The two-time Pulitzer Prize winner has brought his decades-long saga of furniture retailer and part-time criminal fence Ray Carney into the 1980s, a time of starkly mixed blessings for a New York City galvanized by reckless real estate development, plagued with widespread homelessness, and immersed in crime and corruption of gaudy proportions. As with its two predecessors, Harlem Shuffle (2021) and Crook Manifesto (2023), this installment carves its historic period into three self-contained but interwoven stories set in three different years. The first takes place in 1981, when Ray, flush with pride over being named Sterling Furniture’s “Northeast Regional Dealer of the Month,” is confounded when wife Elizabeth is denied a loan for her travel business. So, to get her the money she needs, he joins a crew led by the redoubtable Uncle Rich, a legendary thief, embarking on a near-impossible heist at the Waldorf Astoria. Elizabeth also spearheads the second installment, which takes place two years later, when she recruits the dyspeptic Pepper, Ray’s friend and sometime coconspirator, as bodyguard for a jittery art dealer carrying a valuable African mask.

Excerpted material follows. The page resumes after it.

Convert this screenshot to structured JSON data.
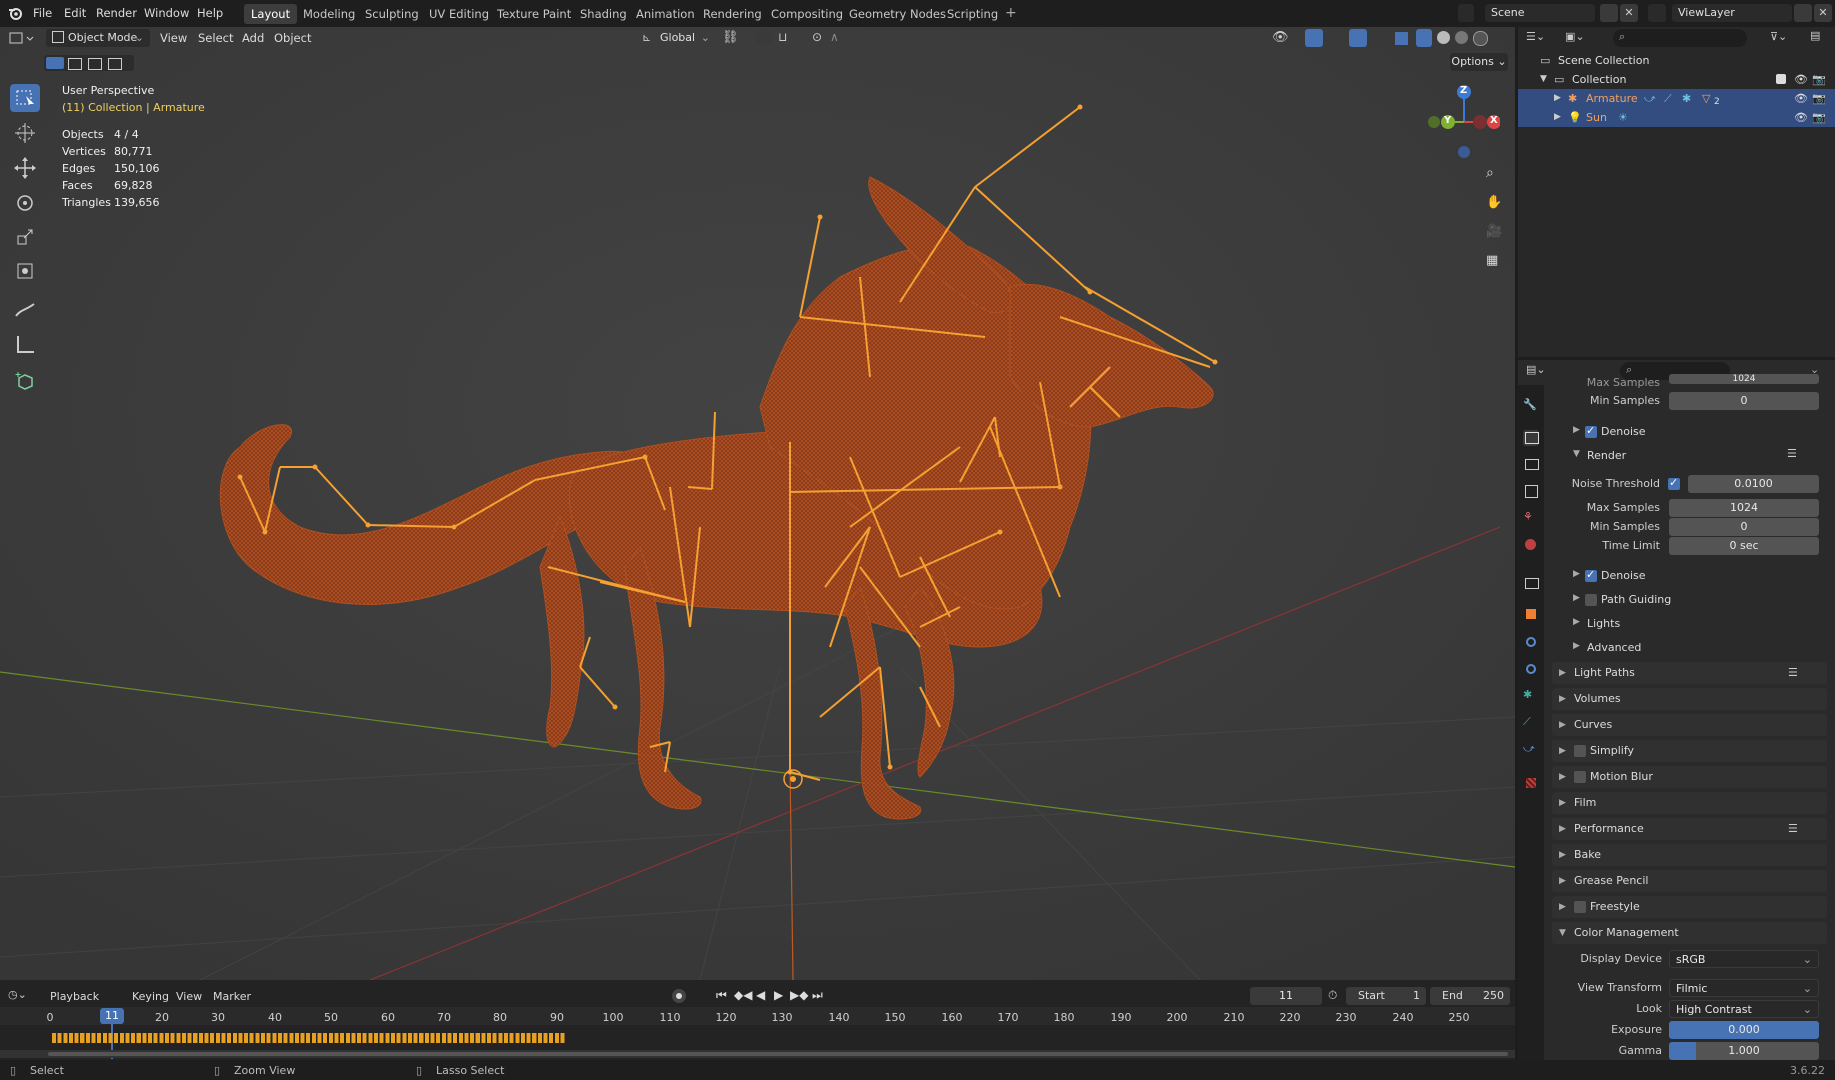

When that object goes missing, Pepper and a hip young woman bearing a mohawk haircut and combat boots wander the seedier streets of Manhattan to locate it, crossing paths with a “Melancholy Hitman” also frantically pursuing the mask and leaving mutilated corpses in his wake. In the final section, taking place in 1986, Ray struggles to fulfill a posthumous obligation to his ill-fated cousin, Freddie, by using all his hard-earned wiles as salesman and felon to save Freddie’s son, Robert, from being framed (or worse) in the murder of a bent Queens lawyer. It’s as improbable as packing three page-turning thrillers into one book that’s sustained throughout by rich, engaging characterizations and lucid, provocative reflections on a community, a city, and a people which it presents as both exasperating and captivating with equal intensity.
A master novelist in full command of his powers as a storyteller, prose stylist, and social observer.